RE: yes got my first yote to come in!!
1. Choose your stand wisely.
2. When taking a stand, give it a cooling off period. Eg; sit down, set out your cover scent, put on your face mask and gloves, adjust your rifle and/or camera to a comfortable position which you'll be able to maintain for up to 30 minutes and, take time to familiarize yourself with the area before you. Do this all quietly! There may be a predator nearby. The time taken here allows things to settle down in case you made more noise than you should have walking into your stand site..
3. Begin the call, quietly. Sometimes I may use a squeaker, or a coaxer, or merely use my wounded rabbit call as softly as I can with a short "session" of calls just in case there is something nearby. Many times I'm surprised to have a coyote appear only seconds after I've done this. I'm always more surprised that some of these early comers have appeared after I've cussed myself for making what seemed like an over-abundant amount of noise getting in to the stand. And let me explain my use of the word "session" here. I'll use it to refer to the times that I'm actually making noise with the call. Maybe chorus, or iteration, or something would be a better word, but just so you'll know...
4. Keep strongly in mind that you are imitating a relatively small animal in distress. I am just as guilty (in my early years of calling) of making very long bursts on the call at volume levels that would wake the dead. Your lungs are 10s of times larger than even a jackrabbit. While the volume can increase to a very, very loud level during the calling session, in order to really "reach out," the length of each calls voice -or wail- should be short to imitate the amount of air the distressed animal would be disbursing, realistically to make the same noises. Instead of a wwwwaaaaaaaaaaaaaaaaa, make it a wwaaaa. Don't fall into the old catch of a distressed rabbit call sounding like a baby's cry. It doesn't.
Before I describe the scramble, let me try and give you an outline of my entire stands calling sequence, to better get the idea across. soft, opening call (as described above) using squeaker, coaxer, or softly using distress call.
30 seconds to 1 minute of silence
45 seconds to 1 minute of louder, more distressful wails
period of silence (in order to look for customers)
The SCRAMBLE call - usually 1 minute in duration
period of silence
long, 1-1.5 minute session of distressful wails and cries
period of silence
IF there hasn't been a coyote come in by now...SCRAMBLE again.
period of silence
about 1 minute of monotone waaa's
period of silence
distress wails leading up in crescendo to a dying squeal
wait for about 5 minutes in silence for any long distance travelers to come in.

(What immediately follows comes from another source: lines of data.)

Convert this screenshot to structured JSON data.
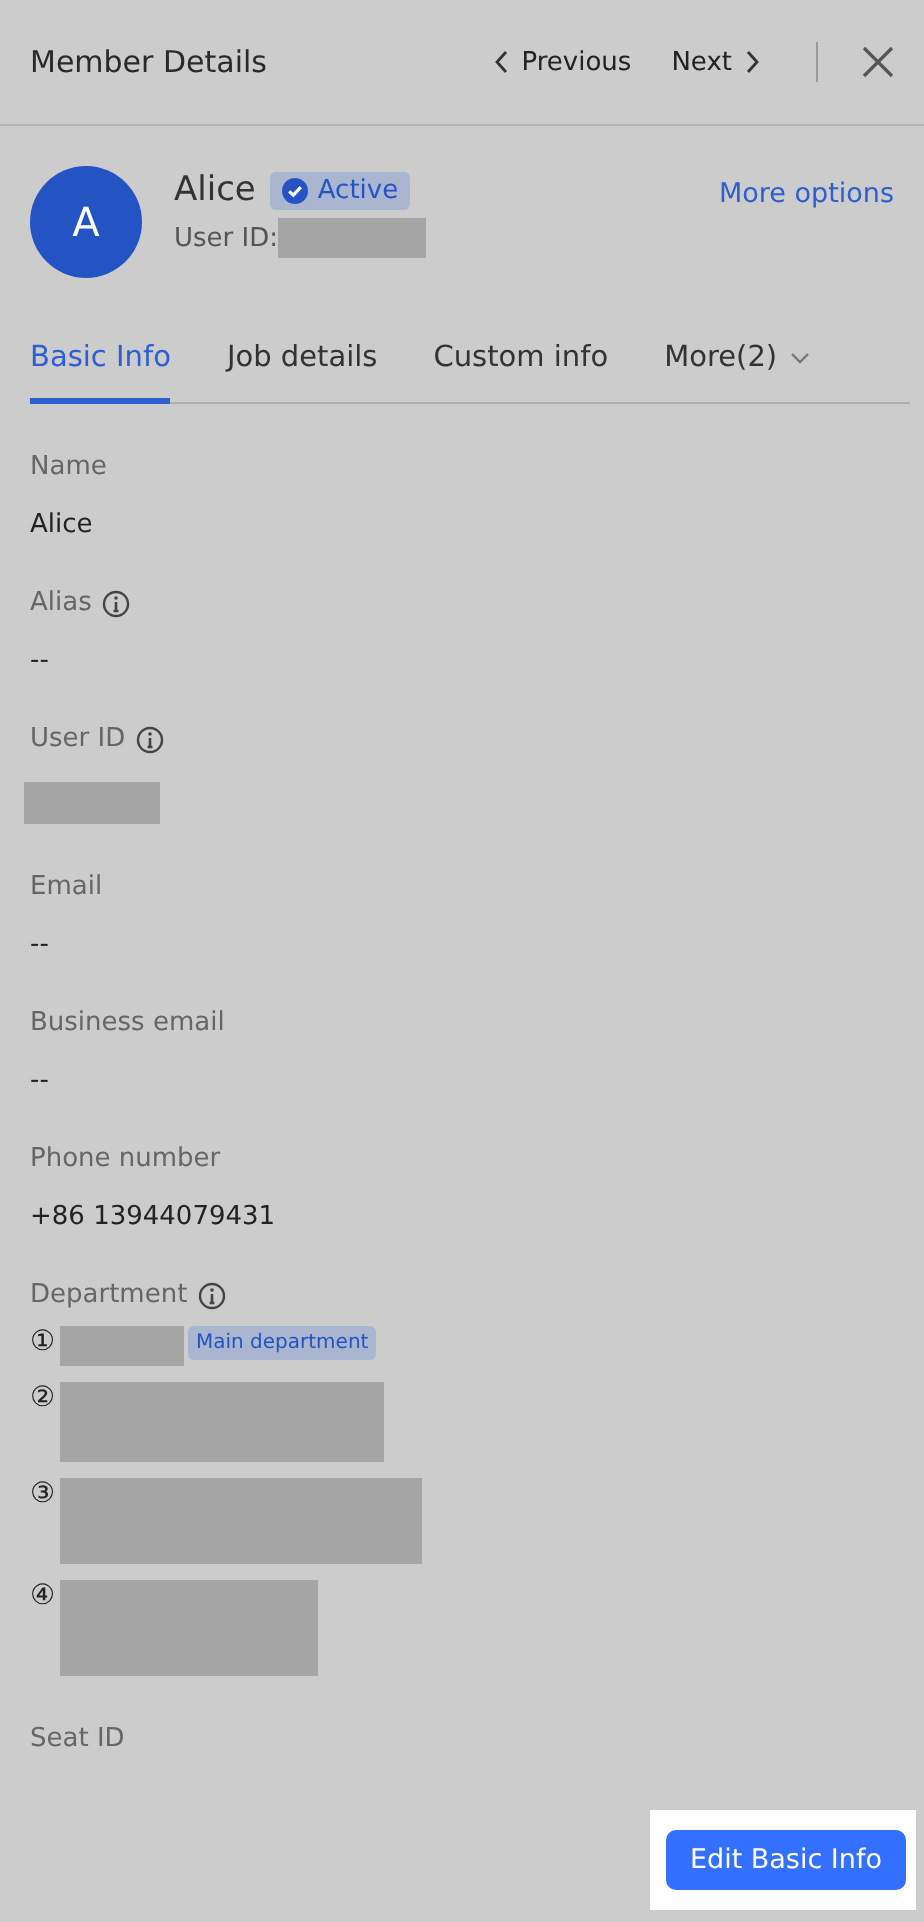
{
  "header": {
    "title": "Member Details",
    "previous": "Previous",
    "next": "Next"
  },
  "profile": {
    "avatar": "A",
    "name": "Alice",
    "status": "Active",
    "user_id_label": "User ID:",
    "more": "More options"
  },
  "tabs": [
    {
      "label": "Basic Info",
      "selected": true
    },
    {
      "label": "Job details",
      "selected": false
    },
    {
      "label": "Custom info",
      "selected": false
    },
    {
      "label": "More(2)",
      "selected": false,
      "dropdown": true
    }
  ],
  "fields": [
    {
      "label": "Name",
      "info": false,
      "kind": "text",
      "value": "Alice"
    },
    {
      "label": "Alias",
      "info": true,
      "kind": "text",
      "value": "--"
    },
    {
      "label": "User ID",
      "info": true,
      "kind": "redacted"
    },
    {
      "label": "Email",
      "info": false,
      "kind": "text",
      "value": "--"
    },
    {
      "label": "Business email",
      "info": false,
      "kind": "text",
      "value": "--"
    },
    {
      "label": "Phone number",
      "info": false,
      "kind": "text",
      "value": "+86 13944079431"
    },
    {
      "label": "Department",
      "info": true,
      "kind": "departments",
      "departments": [
        {
          "marker": "①",
          "badge": "Main department"
        },
        {
          "marker": "②"
        },
        {
          "marker": "③"
        },
        {
          "marker": "④"
        }
      ]
    },
    {
      "label": "Seat ID",
      "info": false,
      "kind": "empty"
    }
  ],
  "footer": {
    "button": "Edit Basic Info"
  }
}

This scenario, if it lasts through all of steps i - ix without a coyote or two making their appearance has taken about 5 minutes of time. And for me, that's usually all the time I need. There are of course, the stands that never produce, and the entire calling scenario occurs. But I will venture to say that 90% of the coyotes I call in come during or immediately after the scramble call.
The SCRAMBLE call itself: Like most other instructional aides I've used, I'll mimic here by telling you that you must think like you're the wounded rabbit. Whether you're thinking and sounding like a rabbit who has bolted from danger and ran into a cactus head on, a barbed wire fence and become entangled and is trying to free itself, or the rabbit is trying to escape the talons of death by a bird of prey. The key is: sound like it!
Use your hand in fast motion over the end of the call, along with your puffs into the call to sound like there's a fight occuring -- a fight for life. Squeal, squall, squeak, scream, muffle it, open it up and let it rip, and so forth. You'll be amazed at the results. Like when a dog comes blasting out of the brush at full speed less than 30 feet from you. You can only hope then that your hand/eye coordination is right on 'cuz there ain't no time to take aim. It's point and shoot -- fast!
And I will emphasize here too, what Jerry Blair and most other "pros" do. If that first dog comes in, and you shoot ---miss, hit, or otherwise --- stay down and call some more. I called in 4 dogs at one stand with camera shutters spooking them, gunfire sounding, and I think, one that I'd taken a picture of, came back in from a different direction. Gunfire doesn't seem to bother coyotes too much if they're not being shot at. Maybe it does sound like thunder to them. Or like a truck on the highway passing over a cattle guard. But the point is, if there's one dog, there's usually two, or more. Being a little bit lazy, I'd just as soon call in 2-3 coyotes at one stand than making 3 stands for the same number of coyotes produced.